Вернувшись из Нюрнберга снова в штаб Группы войск, узнал, что многие из однополчан уже демобилизовались и трудятся в народном хозяйстве. Вскоре пришел вызов из Министерства связи СССР и на меня...

На этом можно было бы и закончить рассказ о радистах [197] фронта и их делах. Но читателя, возможно, заинтересует дальнейшая судьба моих боевых друзей. Мы не теряем друг друга из виду, встречаемся, переписываемся. С радостью я слежу за ростом однополчан, особенно работающих в областях техники, связанных с радиоэлектроникой.

Командир телеграфно-телефонного батальона нашего полка А. П. Борисов ныне генерал-полковник войск связи.

Инженер-капитан Л. Л. Рожанский и старшина В. Н. Либин ныне доктора технических наук, профессора, а майор Б. И. Поляков — лауреат Государственной премии в области науки и техники.

Бывший радист первого класса старшина Ю. Митяш долгое время возглавлял крупный проектный институт, а другой замечательный радист, старшина Н. Н. Сильницкий, руководит радиосвязью на одном из столичных аэродромов ГВФ.

Многие из наших радистов после войны получили высшее образование и активно трудятся в народном хозяйстве или же преподают в высших учебных заведениях.

С тех пор как отгремели бои Великой Отечественной войны, прошло сорок лет. Но родившаяся тогда дружба радистов фронта не ослабевает и теперь. Дружеские встречи однополчан 9 Мая, в День Победы, стали традиционными с 1970 года. Они прошли в городах Москве, Харькове, Волгограде, Киеве, Минске — там, где пролегали наши фронтовые пути-дороги.

Памятной для всех нас была встреча в Ленинграде. И не только потому, что там живут и трудятся многие ветераны полка. Дело в том, что в ленинградском Военно-историческом музее артиллерии, инженерных войск и войск связи хранится овеянное славой Знамя 66-го отдельного Бобруйско-Берлинского Краснознаменного, ордена Александра Невского полка связи и экспонируется техника связи нашего полка, прошедшая славный боевой путь от Сталинграда до Берлина. Хранится там и телеграфный аппарат Бодо, по которому сержантом Летещенко было передано по радио в Москву сообщение о подписании в пригороде Берлина — Карлсхорсте Акта о безоговорочной капитуляции вооруженных сил фашистской Германии и его текст.

О том, как дороги были для нас эти ленинградские встречи, хорошо сказал наш бывший ротный поэт и техник радиобюро Лева Божанский:

С тех давних лет встречались мы не раз,
И были узнаванья, слезы, речи...
И пламень дружбы нашей не погас,
А разгорался ярче с каждой встречей. [198]

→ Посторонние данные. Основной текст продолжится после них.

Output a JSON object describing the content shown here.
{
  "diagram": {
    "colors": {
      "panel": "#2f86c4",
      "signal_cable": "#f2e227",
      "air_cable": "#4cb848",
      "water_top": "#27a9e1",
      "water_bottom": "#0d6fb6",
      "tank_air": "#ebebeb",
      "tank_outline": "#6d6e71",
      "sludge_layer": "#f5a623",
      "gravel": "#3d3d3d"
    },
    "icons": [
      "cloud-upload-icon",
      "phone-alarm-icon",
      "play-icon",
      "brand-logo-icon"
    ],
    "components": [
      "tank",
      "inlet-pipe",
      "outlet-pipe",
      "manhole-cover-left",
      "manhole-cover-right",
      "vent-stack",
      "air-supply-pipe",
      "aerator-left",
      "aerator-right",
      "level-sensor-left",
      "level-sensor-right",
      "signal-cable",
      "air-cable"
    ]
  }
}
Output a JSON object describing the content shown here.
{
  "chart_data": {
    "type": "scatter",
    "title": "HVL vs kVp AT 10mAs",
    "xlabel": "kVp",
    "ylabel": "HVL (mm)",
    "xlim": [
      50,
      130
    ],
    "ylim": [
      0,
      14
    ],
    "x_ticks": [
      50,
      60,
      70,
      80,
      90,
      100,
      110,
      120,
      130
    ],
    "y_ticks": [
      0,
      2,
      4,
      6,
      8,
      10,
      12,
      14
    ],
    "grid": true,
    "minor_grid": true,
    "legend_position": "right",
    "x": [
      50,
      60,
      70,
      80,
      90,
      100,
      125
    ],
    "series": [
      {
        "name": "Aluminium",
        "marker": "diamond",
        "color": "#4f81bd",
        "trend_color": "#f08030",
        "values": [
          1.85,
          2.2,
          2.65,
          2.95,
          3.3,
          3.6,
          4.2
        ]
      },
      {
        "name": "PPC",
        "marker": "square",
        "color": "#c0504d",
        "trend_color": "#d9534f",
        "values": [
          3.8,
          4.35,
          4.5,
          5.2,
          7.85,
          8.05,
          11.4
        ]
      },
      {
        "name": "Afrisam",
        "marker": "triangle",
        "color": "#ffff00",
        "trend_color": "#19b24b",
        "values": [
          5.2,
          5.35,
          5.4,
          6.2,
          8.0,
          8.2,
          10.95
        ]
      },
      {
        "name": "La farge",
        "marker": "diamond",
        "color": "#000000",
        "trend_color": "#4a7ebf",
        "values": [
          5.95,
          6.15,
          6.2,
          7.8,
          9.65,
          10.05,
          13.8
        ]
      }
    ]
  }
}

Дописана последняя страница воспоминаний, а мне не хочется расставаться с их героями. Память воскрешает все новые и новые эпизоды нелегкого труда радистов фронта. В книге я смог показать лишь некоторые славные дела однополчан. Надеюсь, мне простят те из них, о которых я не упомянул. Ведь я писал только о том, что видел и пережил сам.